The ever-astute Fujimori is taking full advantage of this overriding popular sentiment. One member of his Cabinet, Mines and Energy Minister Jaime Yoshiyama, also formerly head of the privatization commission, has resigned in order to head an "independent" list - optimistically called "New Majority." His running mates will be "technocrats who are in sympathy with the government," he says.

Fujimori plans to back at least three lists, making a large congressional majority virtually certain.

On a weekend visit to a Lima shantytown to inaugurate a government-funded electricity generator, the president campaigned unashamedly on behalf of Yoshiyama, who stuck beside him throughout.

Fujimori will also lend his backing to a Change 90 list - it is the party he created for the 1990 presidential elections - and yet another headed by former Premier Carlos Torres y Torres Lara.

"The way things are going, there's going to be no opposition to speak of in the new congress," commented one Western diplomat in Lima. "Mr. Fujimori is going to have it all his own way."

The prospect of a congress full of Fujimori yes-men is causing some international unease. Outgoing United StatesAmbassador Anthony Quainton has expressed his government's disquiet at the marginalization of the left, the projected absence of parliamentary immunity, and certain limitations on the future constituent congress's power.

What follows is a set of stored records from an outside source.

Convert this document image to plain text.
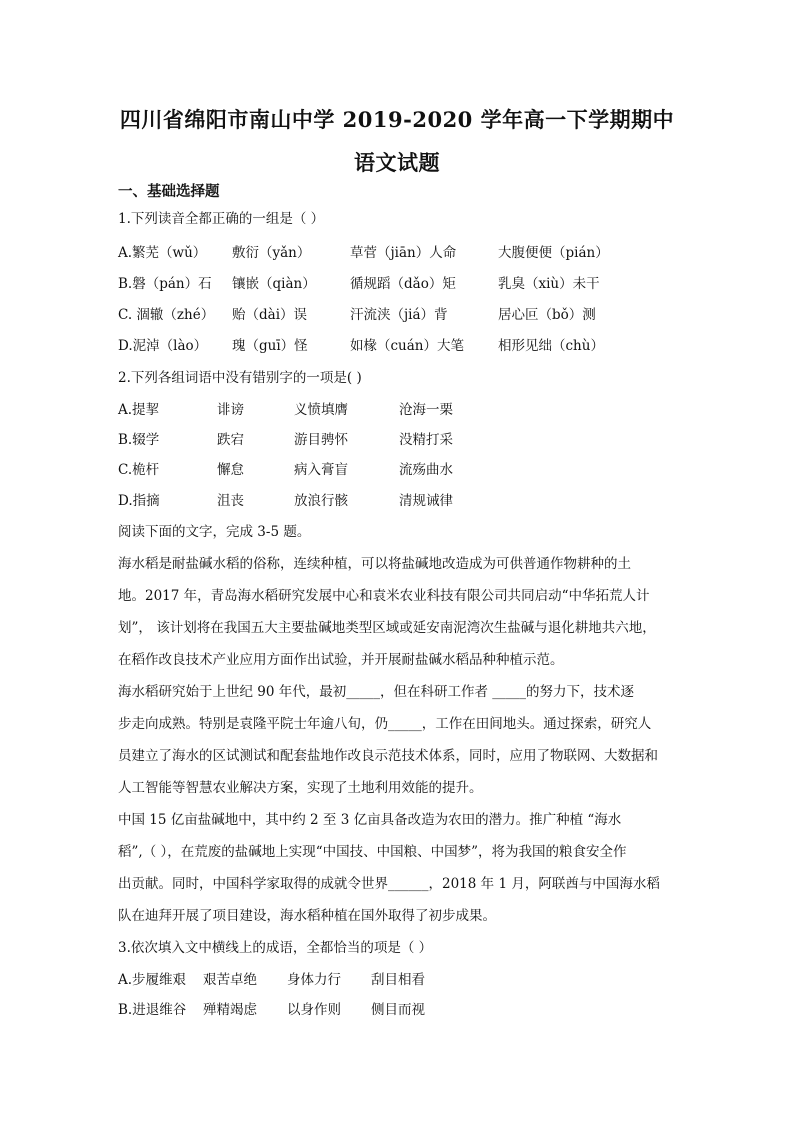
四川省绵阳市南山中学 2019-2020 学年高一下学期期中
语文试题
一、基础选择题
1.下列读音全都正确的一组是（ ）
A.繁芜（wǔ） 敷衍（yǎn）	草菅（jiān）人命	大腹便便（pián）
B.磐（pán）石 镶嵌（qiàn）	循规蹈（dǎo）矩	乳臭（xiù）未干
C. 涸辙（zhé） 贻（dài）误	汗流浃（jiá）背	居心叵（bǒ）测
D.泥淖（lào） 瑰（guī）怪	如椽（cuán）大笔	相形见绌（chù）
2.下列各组词语中没有错别字的一项是( )
A.提挈	诽谤	义愤填膺	沧海一栗
B.辍学	跌宕	游目骋怀	没精打采
C.桅杆	懈怠	病入膏盲	流殇曲水
D.指摘	沮丧	放浪行骸	清规诫律
阅读下面的文字，完成 3-5 题。
海水稻是耐盐碱水稻的俗称，连续种植，可以将盐碱地改造成为可供普通作物耕种的土
地。2017 年，青岛海水稻研究发展中心和袁米农业科技有限公司共同启动“中华拓荒人计
划”， 该计划将在我国五大主要盐碱地类型区域或延安南泥湾次生盐碱与退化耕地共六地，
在稻作改良技术产业应用方面作出试验，并开展耐盐碱水稻品种种植示范。
海水稻研究始于上世纪 90 年代，最初_____，但在科研工作者 _____的努力下，技术逐
步走向成熟。特别是袁隆平院士年逾八旬，仍_____，工作在田间地头。通过探索，研究人
员建立了海水的区试测试和配套盐地作改良示范技术体系，同时，应用了物联网、大数据和
人工智能等智慧农业解决方案，实现了土地利用效能的提升。
中国 15 亿亩盐碱地中，其中约 2 至 3 亿亩具备改造为农田的潜力。推广种植 “海水
稻”,（ ），在荒废的盐碱地上实现“中国技、中国粮、中国梦”，将为我国的粮食安全作
出贡献。同时，中国科学家取得的成就令世界______，2018 年 1 月，阿联酋与中国海水稻
队在迪拜开展了项目建设，海水稻种植在国外取得了初步成果。
3.依次填入文中横线上的成语，全都恰当的项是（ ）
A.步履维艰 艰苦卓绝 身体力行 刮目相看
B.进退维谷 殚精竭虑 以身作则 侧目而视
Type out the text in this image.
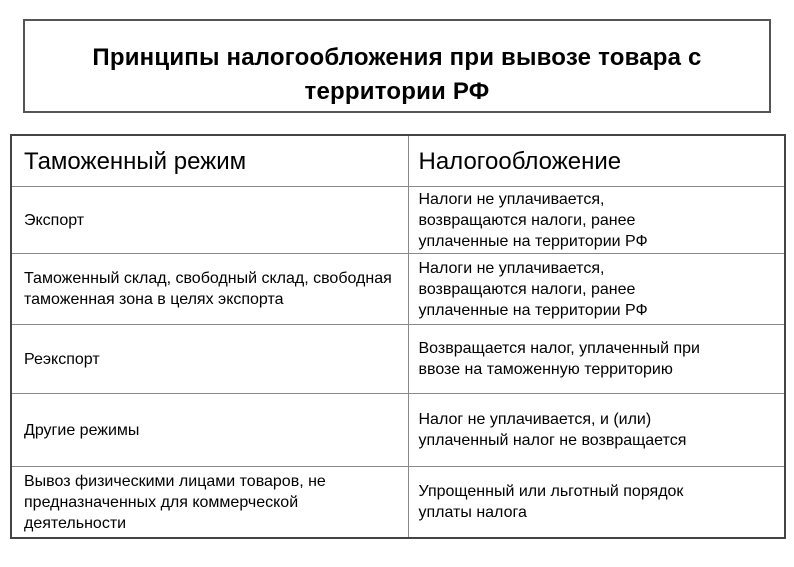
Принципы налогообложения при вывозе товара с
территории РФ

Таможенный режим	Налогообложение
Экспорт	Налоги не уплачивается,
возвращаются налоги, ранее
уплаченные на территории РФ
Таможенный склад, свободный склад, свободная таможенная зона в целях экспорта	Налоги не уплачивается,
возвращаются налоги, ранее
уплаченные на территории РФ
Реэкспорт	Возвращается налог, уплаченный при
ввозе на таможенную территорию
Другие режимы	Налог не уплачивается, и (или)
уплаченный налог не возвращается
Вывоз физическими лицами товаров, не предназначенных для коммерческой деятельности	Упрощенный или льготный порядок
уплаты налога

Congressmen, for example, will be unable to revoke any decrees published by the current "government of emergency and national reconstruction."

But observers in Lima suspect that the international community as a whole is likely to view even imperfect elections - and the consequent resumption of full diplomatic and financial relations - with relief.

On the crest of yet another popularity wave, for the moment Fujimori looks unstoppable.